Homeowners add to salt’s assault on soil by de-icing steps, sidewalks, and driveways, then shoveling or snowblowing salt-filled snow directly onto plants and trees.

Unintended Consequences: Plants are 90 percent water, and they depend on water moving from the soil up to their roots and leaves. Excess salt stalls and prevents this movement, literally dehydrating the plants growing in that soil. Some common landscape plants are particularly susceptible to salt damage: Sugar maples and red maples, both beloved in residential areas, may show leaf scald. Pine trees, especially white pines, are highly salt-sensitive and are attacked externally by airborne salt all winter. Watch for needles’ telltale brown tips in spring. Rose bushes, Japanese maples, and spirea—prized by gardeners—don’t grow well as salt levels rise.

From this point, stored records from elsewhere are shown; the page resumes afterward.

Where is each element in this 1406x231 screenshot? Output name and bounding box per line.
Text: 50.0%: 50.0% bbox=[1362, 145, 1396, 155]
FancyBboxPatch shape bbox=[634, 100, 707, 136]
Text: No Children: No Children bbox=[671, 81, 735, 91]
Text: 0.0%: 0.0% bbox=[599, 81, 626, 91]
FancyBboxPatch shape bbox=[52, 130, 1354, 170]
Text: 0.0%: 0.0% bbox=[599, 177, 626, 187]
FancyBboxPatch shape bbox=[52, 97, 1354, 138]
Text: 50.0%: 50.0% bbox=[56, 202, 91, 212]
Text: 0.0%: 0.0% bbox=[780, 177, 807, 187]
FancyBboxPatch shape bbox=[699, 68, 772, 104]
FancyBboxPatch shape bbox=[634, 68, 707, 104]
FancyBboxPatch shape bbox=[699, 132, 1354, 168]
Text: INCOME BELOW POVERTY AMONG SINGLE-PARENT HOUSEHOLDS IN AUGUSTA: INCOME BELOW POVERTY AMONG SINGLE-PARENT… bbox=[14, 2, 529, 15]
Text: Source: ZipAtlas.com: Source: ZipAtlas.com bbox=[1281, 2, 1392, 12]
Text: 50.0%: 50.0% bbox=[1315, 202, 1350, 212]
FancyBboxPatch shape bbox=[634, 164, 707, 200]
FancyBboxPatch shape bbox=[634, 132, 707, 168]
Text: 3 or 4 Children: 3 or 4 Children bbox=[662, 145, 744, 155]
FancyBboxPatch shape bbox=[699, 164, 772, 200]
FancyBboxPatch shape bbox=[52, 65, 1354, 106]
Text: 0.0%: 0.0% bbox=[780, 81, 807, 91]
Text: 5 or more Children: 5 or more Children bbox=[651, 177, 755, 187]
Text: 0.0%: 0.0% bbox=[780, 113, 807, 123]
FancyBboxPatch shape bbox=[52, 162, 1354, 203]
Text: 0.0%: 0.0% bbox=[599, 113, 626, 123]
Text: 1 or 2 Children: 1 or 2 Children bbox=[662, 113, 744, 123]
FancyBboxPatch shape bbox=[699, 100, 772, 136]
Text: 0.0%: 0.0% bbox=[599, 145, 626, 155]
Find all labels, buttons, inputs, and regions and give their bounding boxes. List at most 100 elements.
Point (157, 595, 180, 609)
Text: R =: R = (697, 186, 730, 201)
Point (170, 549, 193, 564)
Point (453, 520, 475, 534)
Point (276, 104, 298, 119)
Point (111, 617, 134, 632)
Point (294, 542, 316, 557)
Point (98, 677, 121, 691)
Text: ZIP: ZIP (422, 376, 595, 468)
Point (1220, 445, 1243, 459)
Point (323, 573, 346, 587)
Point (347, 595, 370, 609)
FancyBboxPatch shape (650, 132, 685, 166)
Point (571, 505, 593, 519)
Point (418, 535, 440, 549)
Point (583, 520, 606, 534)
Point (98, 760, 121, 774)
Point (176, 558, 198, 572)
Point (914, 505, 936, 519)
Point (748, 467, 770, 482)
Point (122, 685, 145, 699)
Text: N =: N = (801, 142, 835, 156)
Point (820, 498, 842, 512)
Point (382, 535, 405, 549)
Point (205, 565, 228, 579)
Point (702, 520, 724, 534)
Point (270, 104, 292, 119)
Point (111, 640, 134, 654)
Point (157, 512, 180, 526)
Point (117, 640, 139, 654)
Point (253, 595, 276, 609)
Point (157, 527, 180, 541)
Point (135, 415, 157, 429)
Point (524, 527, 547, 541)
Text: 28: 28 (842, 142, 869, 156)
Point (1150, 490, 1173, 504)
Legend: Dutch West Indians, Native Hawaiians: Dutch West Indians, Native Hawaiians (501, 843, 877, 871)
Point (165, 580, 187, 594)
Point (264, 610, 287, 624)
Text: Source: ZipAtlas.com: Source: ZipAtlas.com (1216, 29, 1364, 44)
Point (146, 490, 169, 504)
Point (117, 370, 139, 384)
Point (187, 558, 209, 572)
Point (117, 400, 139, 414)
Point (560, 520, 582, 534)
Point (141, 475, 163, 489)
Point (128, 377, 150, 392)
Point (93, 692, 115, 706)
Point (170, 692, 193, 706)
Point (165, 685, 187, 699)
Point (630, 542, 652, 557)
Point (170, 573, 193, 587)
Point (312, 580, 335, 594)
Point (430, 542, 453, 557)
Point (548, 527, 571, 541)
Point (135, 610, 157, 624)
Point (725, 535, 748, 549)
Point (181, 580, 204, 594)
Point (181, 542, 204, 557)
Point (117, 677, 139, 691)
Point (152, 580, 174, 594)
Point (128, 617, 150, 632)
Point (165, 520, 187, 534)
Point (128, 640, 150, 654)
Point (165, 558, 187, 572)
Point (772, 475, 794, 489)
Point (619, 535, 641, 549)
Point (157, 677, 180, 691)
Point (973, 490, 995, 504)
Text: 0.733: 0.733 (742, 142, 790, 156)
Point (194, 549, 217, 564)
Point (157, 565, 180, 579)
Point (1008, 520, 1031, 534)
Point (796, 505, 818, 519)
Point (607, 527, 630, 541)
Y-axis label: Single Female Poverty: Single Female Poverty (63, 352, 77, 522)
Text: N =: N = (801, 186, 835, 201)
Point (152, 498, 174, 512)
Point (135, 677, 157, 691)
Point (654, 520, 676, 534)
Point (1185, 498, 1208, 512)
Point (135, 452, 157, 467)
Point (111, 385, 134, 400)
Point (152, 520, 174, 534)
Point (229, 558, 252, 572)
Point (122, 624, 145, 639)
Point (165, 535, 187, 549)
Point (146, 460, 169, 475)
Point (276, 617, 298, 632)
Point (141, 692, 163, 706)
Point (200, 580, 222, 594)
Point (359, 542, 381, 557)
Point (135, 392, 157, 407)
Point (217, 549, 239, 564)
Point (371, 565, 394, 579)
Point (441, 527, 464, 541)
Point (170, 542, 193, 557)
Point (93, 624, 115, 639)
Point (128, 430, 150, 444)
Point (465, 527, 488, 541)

Lawn: Salt and other de-icers can burn or kill lawns, often leaving bare soil (but happy crabgrass).  Read manufacturer’s directions and consider the potential risks to your soil and plants when choosing which one to purchase. Here are some of your salt de-icing choices: Everyday table salt: Sodium chloride (NaCl), sold as “rock salt”, is the cheapest and most popular de-icer.

However, your best choice based the impact on soil and plants, and works below 15° F., is Calcium Chloride. CaCl2 can be purchased in many forms, Pellet or flake can be purchased at your local hardware store in bags. It can also be purchased in liquid form as well. Many Landscapers are now using it on sidewalks and parking lot’s, due to the unavailability and cost increases of rock salt, with the added benefit of greener lawns and plants next to those area’s in the spring and summer. Calcium Chloride is used in the Agricultural industry when making fertilizers for crops. So it just makes sense.

What’s a Gardener to Do? If you can, halt the salt! Limiting chemical de-icers to reduce icy patches that resist shoveling. The Road Agencies call this “Sensible Salting”, as with any deicing process, use only enough to melt the snow and ice. But, switching to Calcium Chloride for sidewalks and parking area’s will improve deicing performance as well as helping the growth of lawns and plants next to them.

One thing that comes to mind when talking about salt is that ancient Romans would Salt the fields of concurred nations to kill the crops and starve their enemies. So it just makes sense to reduce the salt, improve the melting/cold temperature performance of your deicer by switching to Calcium Chloride products. The plants will not only survive, but thrive!


So looking forward to the warmer weather !!!